As the lawsuit progressed, EUSD took an even more troubling turn—they tried to strip the family of their court anonymity, a move that would have revealed P.D.’s identity and made him vulnerable to bullying, retaliation, and public backlash. The family had already experienced harassment from teachers, students, and community members after expressing religious objections to the gender-themed lesson.
The judge shut that effort down, ruling in January that the parents could proceed under pseudonyms. Revealing their names, he noted, would “effectively unmask” the child and open him to real harm. Protecting his privacy, the court held, was not only reasonable—it was necessary.

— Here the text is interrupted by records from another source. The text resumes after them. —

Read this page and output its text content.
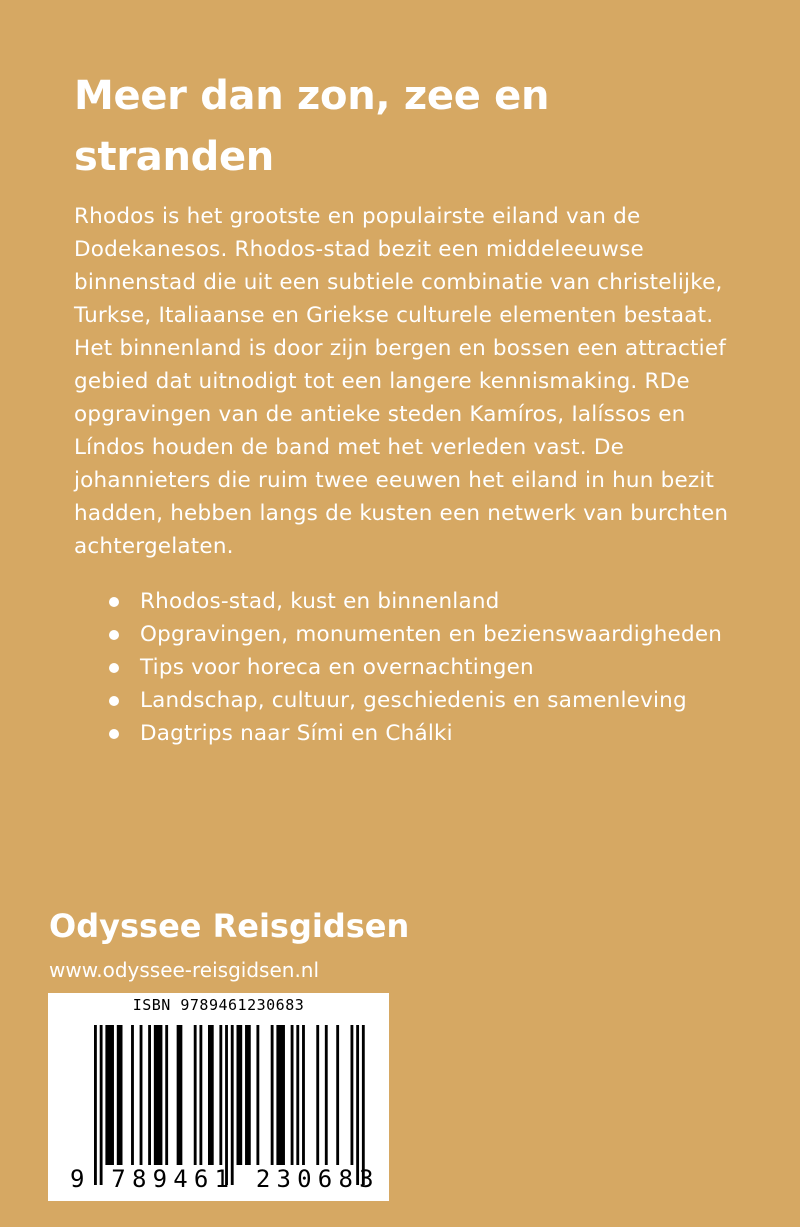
Meer dan zon, zee en stranden

Rhodos is het grootste en populairste eiland van de Dodekanesos. Rhodos-stad bezit een middeleeuwse binnenstad die uit een subtiele combinatie van christelijke, Turkse, Italiaanse en Griekse culturele elementen bestaat. Het binnenland is door zijn bergen en bossen een attractief gebied dat uitnodigt tot een langere kennismaking. RDe opgravingen van de antieke steden Kamíros, Ialíssos en Líndos houden de band met het verleden vast. De johannieters die ruim twee eeuwen het eiland in hun bezit hadden, hebben langs de kusten een netwerk van burchten achtergelaten.

Rhodos-stad, kust en binnenland
Opgravingen, monumenten en bezienswaardigheden
Tips voor horeca en overnachtingen
Landschap, cultuur, geschiedenis en samenleving
Dagtrips naar Sími en Chálki
Odyssee Reisgidsen
www.odyssee-reisgidsen.nl
ISBN 9789461230683
9 789461 230683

This is where the hypocrisy becomes undeniable.
The same school district that claimed parents couldn’t be told about gender-themed lessons to protect students’ privacy tried to publicly expose a religious student for daring to object to those very lessons.
Let that sink in.
They refused to inform parents because it might “out” a student—but then tried to “out” a student in federal court whose parents simply wanted the right to raise their child in line with their faith.
This case lays bare the real gender ideology agenda: it’s not about protecting kids—it’s about controlling the narrative and punishing dissent.
But thanks to a courageous Encinitas family, the truth—and the law—have won an important battle. Parents and students have rights, and those rights do not end at the classroom door.